Ainsi des différences importantes au niveau fonctionnel ont été observées entre les atteintes bilatérales et unilatérales. La combinaison de ces deux atteintes dans les études limitera l’interprétation des résultats, et ne sera pas spécifique à l’une des deux atteintes qui diffère en termes de faiblesse musculaire, spasticité et performance à la marche. L’inclusion d’enfants ayant des atteintes unilatérales et bilatérales dans un même groupe pour évaluer les relations entre les capacités de marche et les atteintes cliniques n’est donc pas souhaitable lorsqu’on veut étudier la stratégie particulière mise en place par les enfants ayant une atteinte bilatérale.

Les trois études de cette thèse se sont concentrées sur les atteintes bilatérales seulement. La taille des échantillons s’en est trouvée réduite, mais les conclusions des études s’appliquent à une population plus homogène ce qui augmente l’impact clinique des résultats pour cette partie moins fonctionnelle de la population.

7.2.3 Spécificité des patrons de marche

En plus de limiter l’inclusion des participants à des atteintes bilatérales, les études 2 et 3 de la présente thèse ont été effectuées en sélectionnant des patrons de marche spécifiques. Cette analyse a permis de constater des différences entre les patrons «crouch gait» et «jump gait» au niveau de la détérioration de la cinématique, des muscles fatigués, et de l’impact de la force musculaire (Études 2 et 3).

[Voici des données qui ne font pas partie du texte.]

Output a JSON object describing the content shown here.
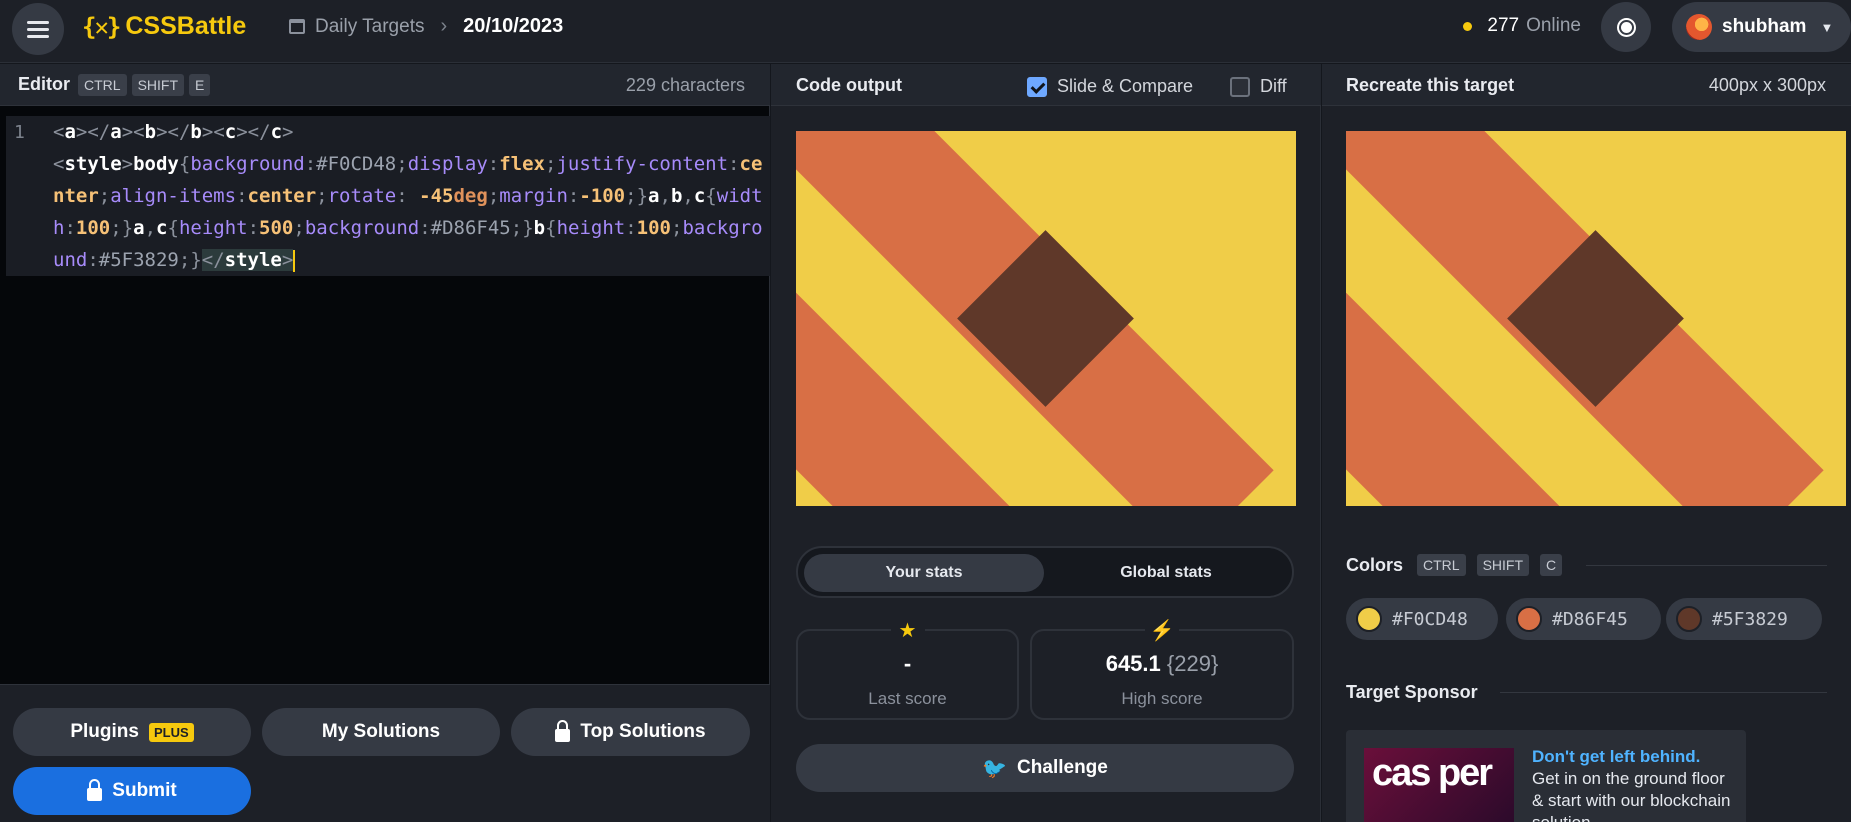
{
  "header": {
    "logo_mark": "{✕}",
    "logo_text": "CSSBattle",
    "breadcrumb_link": "Daily Targets",
    "breadcrumb_current": "20/10/2023",
    "online_count": "277",
    "online_label": "Online",
    "user_name": "shubham"
  },
  "editor": {
    "title": "Editor",
    "shortcut": [
      "CTRL",
      "SHIFT",
      "E"
    ],
    "char_count": "229 characters",
    "line_number": "1",
    "code": "<a></a><b></b><c></c>\n<style>body{background:#F0CD48;display:flex;justify-content:center;align-items:center;rotate: -45deg;margin:-100;}a,b,c{width:100;}a,c{height:500;background:#D86F45;}b{height:100;background:#5F3829;}</style>",
    "buttons": {
      "plugins": "Plugins",
      "plugins_badge": "PLUS",
      "my_solutions": "My Solutions",
      "top_solutions": "Top Solutions",
      "submit": "Submit"
    }
  },
  "output": {
    "title": "Code output",
    "slide_compare": "Slide & Compare",
    "slide_compare_checked": true,
    "diff": "Diff",
    "diff_checked": false,
    "tabs": [
      "Your stats",
      "Global stats"
    ],
    "last_score_value": "-",
    "last_score_label": "Last score",
    "high_score_value": "645.1",
    "high_score_chars": "{229}",
    "high_score_label": "High score",
    "challenge": "Challenge"
  },
  "target": {
    "title": "Recreate this target",
    "size": "400px x 300px",
    "colors_title": "Colors",
    "colors_shortcut": [
      "CTRL",
      "SHIFT",
      "C"
    ],
    "colors": [
      "#F0CD48",
      "#D86F45",
      "#5F3829"
    ],
    "sponsor_title": "Target Sponsor",
    "sponsor_logo": "cas per",
    "sponsor_headline": "Don't get left behind.",
    "sponsor_body": "Get in on the ground floor & start with our blockchain solution"
  },
  "colors": {
    "accent": "#f6c90e",
    "submit": "#1a6fe0",
    "art_bg": "#F0CD48",
    "art_stripe": "#D86F45",
    "art_square": "#5F3829"
  }
}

Dans la présente thèse, alors qu’une flexion maximale du genou a augmenté à la sixième minute dans les deux groupes, elle n’a été maintenue que par le groupe «crouch gait» (Étude 2) durant la phase d’appui. Dans le groupe «jump gait», cette

augmentation de flexion était plutôt suivie par une extension des genoux se rapprochant des valeurs initiales (Étude 3). Ce résultat suggère une force musculaire adéquate pour effectuer une extension de genou durant la phase de simple appui. L’action du couple FP/EG, permettant l’extension du genou durant l’avancement du tibia par l’action excentrique des fléchisseurs plantaires, pourrait expliquer en partie cette différence observée entre les deux patrons de marche. Alors que le couple FP/EG est absent dans le patron de marche «crouch gait», il est en partie actif dans le patron de marche «jump gait» (Brunner et Rutz, 2013 ; Sangeux et al., 2015). De plus, dans une étude de simulation, Correa et al. (2012) ont mis en évidence que les fléchisseurs plantaires étaient significativement plus utilisés dans le patron de marche «jump gait» pour l’accélération du CM vers le haut comparativement au patron de marche «crouch gait». La différence au niveau de la sollicitation des fléchisseurs plantaires entre ces deux patrons de marche pourraient ainsi expliquer la différence dans leur détérioration. En plus de considérer un groupe composé uniquement d’atteintes bilatérales, les résultats de ces études soulignent pour la première fois la nécessité de considérer séparément les patrons de marche pour évaluer l’impact de la force et de la fatigue musculaire sur les capacités de marche.